GDPR* has been in the news a lot over the past 12 months so hopefully most employers will have at least heard of it. Hopefully the situation would get nowhere near going to court but a polite chat should hopefully convince them to at least look for some guidance. The "For Organisations" part of the Information Commissioners Office website www.ico.org.uk is a good place to point them at to start as it has many guides to explain the real world impacts of data protection laws in relatively plain English.
*I appreciate I've used GDPR and DPA almost interchangeably. The DPA is the UK law enacting the European GDPR rules. While it's an oversimplification to suggest it's a copy and paste of GDPR in this case they are functionally the same.

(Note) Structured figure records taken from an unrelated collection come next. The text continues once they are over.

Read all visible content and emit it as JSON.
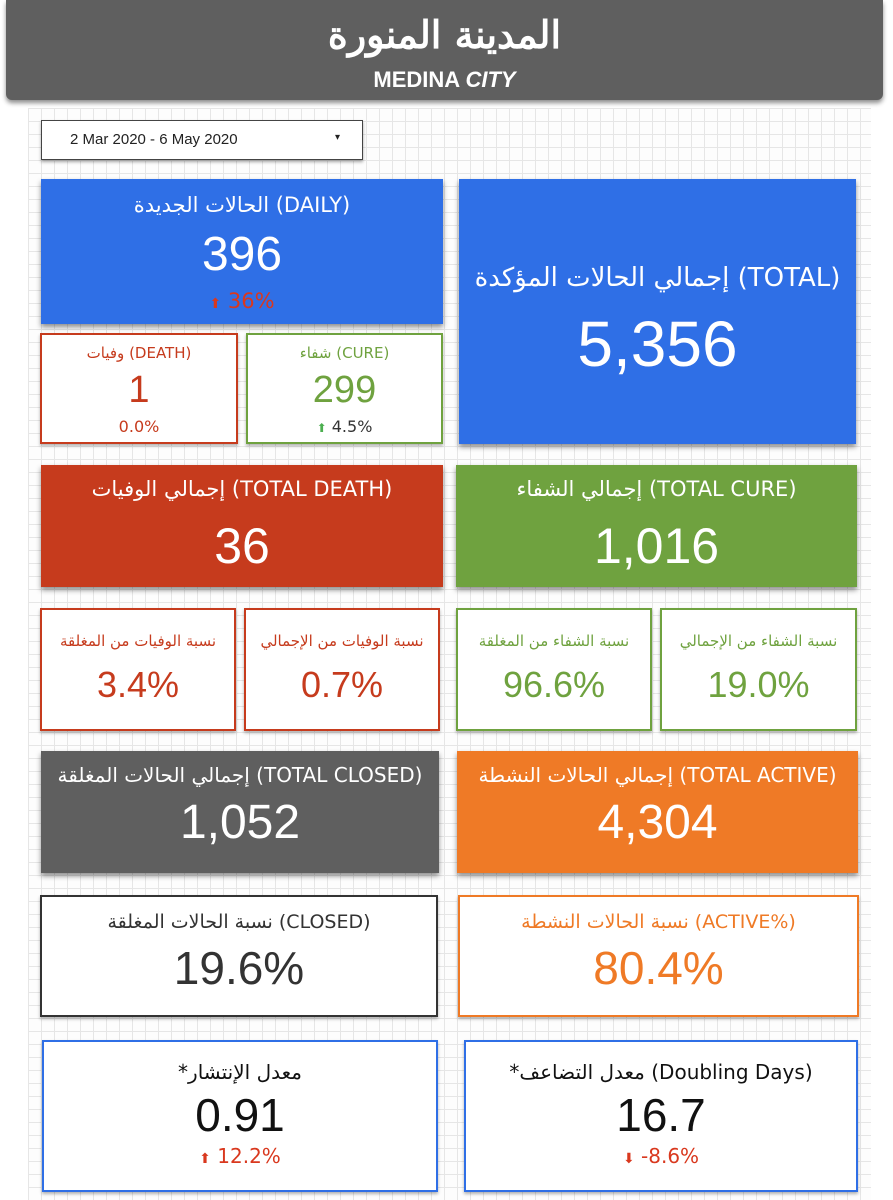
{
  "header": {
    "title_ar": "المدينة المنورة",
    "title_en_1": "MEDINA",
    "title_en_2": "CITY"
  },
  "date_range": {
    "value": "2 Mar 2020 - 6 May 2020",
    "caret": "▾"
  },
  "new_cases": {
    "title": "الحالات الجديدة (DAILY)",
    "value": "396",
    "change": "36%",
    "arrow": "⬆",
    "color": "#2f6fe6"
  },
  "total_confirmed": {
    "title": "إجمالي الحالات المؤكدة (TOTAL)",
    "value": "5,356"
  },
  "daily_cure": {
    "title": "شفاء (CURE)",
    "value": "299",
    "change": "4.5%",
    "arrow": "⬆"
  },
  "daily_death": {
    "title": "وفيات (DEATH)",
    "value": "1",
    "change": "0.0%"
  },
  "total_death": {
    "title": "إجمالي الوفيات (TOTAL DEATH)",
    "value": "36",
    "color": "#c63b1d"
  },
  "total_cure": {
    "title": "إجمالي الشفاء (TOTAL CURE)",
    "value": "1,016",
    "color": "#6fa23f"
  },
  "death_closed_ratio": {
    "title": "نسبة الوفيات من المغلقة",
    "value": "3.4%"
  },
  "death_total_ratio": {
    "title": "نسبة الوفيات من الإجمالي",
    "value": "0.7%"
  },
  "cure_closed_ratio": {
    "title": "نسبة الشفاء من المغلقة",
    "value": "96.6%"
  },
  "cure_total_ratio": {
    "title": "نسبة الشفاء من الإجمالي",
    "value": "19.0%"
  },
  "total_closed": {
    "title": "إجمالي الحالات المغلقة (TOTAL CLOSED)",
    "value": "1,052",
    "color": "#5f5f5f"
  },
  "total_active": {
    "title": "إجمالي الحالات النشطة (TOTAL ACTIVE)",
    "value": "4,304",
    "color": "#ef7a26"
  },
  "closed_ratio": {
    "title": "نسبة الحالات المغلقة (CLOSED)",
    "value": "19.6%"
  },
  "active_ratio": {
    "title": "نسبة الحالات النشطة (ACTIVE%)",
    "value": "80.4%"
  },
  "spread_rate": {
    "title": "*معدل الإنتشار",
    "value": "0.91",
    "change": "12.2%",
    "arrow": "⬆"
  },
  "doubling_days": {
    "title": "*معدل التضاعف (Doubling Days)",
    "value": "16.7",
    "change": "-8.6%",
    "arrow": "⬇"
  },
  "colors": {
    "up_red": "#d9381e",
    "up_green": "#4caf50",
    "outline_red": "#c63b1d",
    "outline_green": "#6fa23f",
    "outline_orange": "#ef7a26",
    "outline_blue": "#2f6fe6",
    "outline_dark": "#333333"
  }
}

Saracen, your idea that if you work for a public sector organisation then you have a right to privacy at work under your Human Rights but don't if you work for a private sector seems fundamentally wrong to me.
Sorry for the delay.
It might seem wrong, and it's not my idea .... but I have been assured by someone very qualified that it is the case. The fundamental point is that the scope of the HRA (and indeed, the ECHR) is to protect the rights of citizens from abuse by the state. That is then interpreted as organs of the state, i.e. public authorities. And thus it only applies to private companies if the state has effectively sub-contracted public functions to them and they therefore are effectively agents of the state.
That bit really is about preventing the state from avoiding liability by that kind of sub-contracting.
I'm sure we can all think of situations where, but for that provision, the state might shield itself that way. One example would be a private company running a prison. Another would be an intelligence organisation getting round the right to privacy by farming out illicit survrillance activities.
But in any event, the HRA/ECHR is about ensuring individuals fundamental rights are protected from abuse by the state.
Other legislation exists to protect us from abuses by private companies, ranging from data protection laws, to anti-discrimination laws, to working-time directives, to health and safety at work laws, to unfair dismissal, product liability, the Factories Act and so on.
It's not as if the HRA not applying to private companies (except in specified situatiobs) leaves us unprotected from those companies. It's that the HRA is there to do a job (protecting us from abuses by the state) and other tools are there to protect us from private companies.
It's all about the scope of the Act.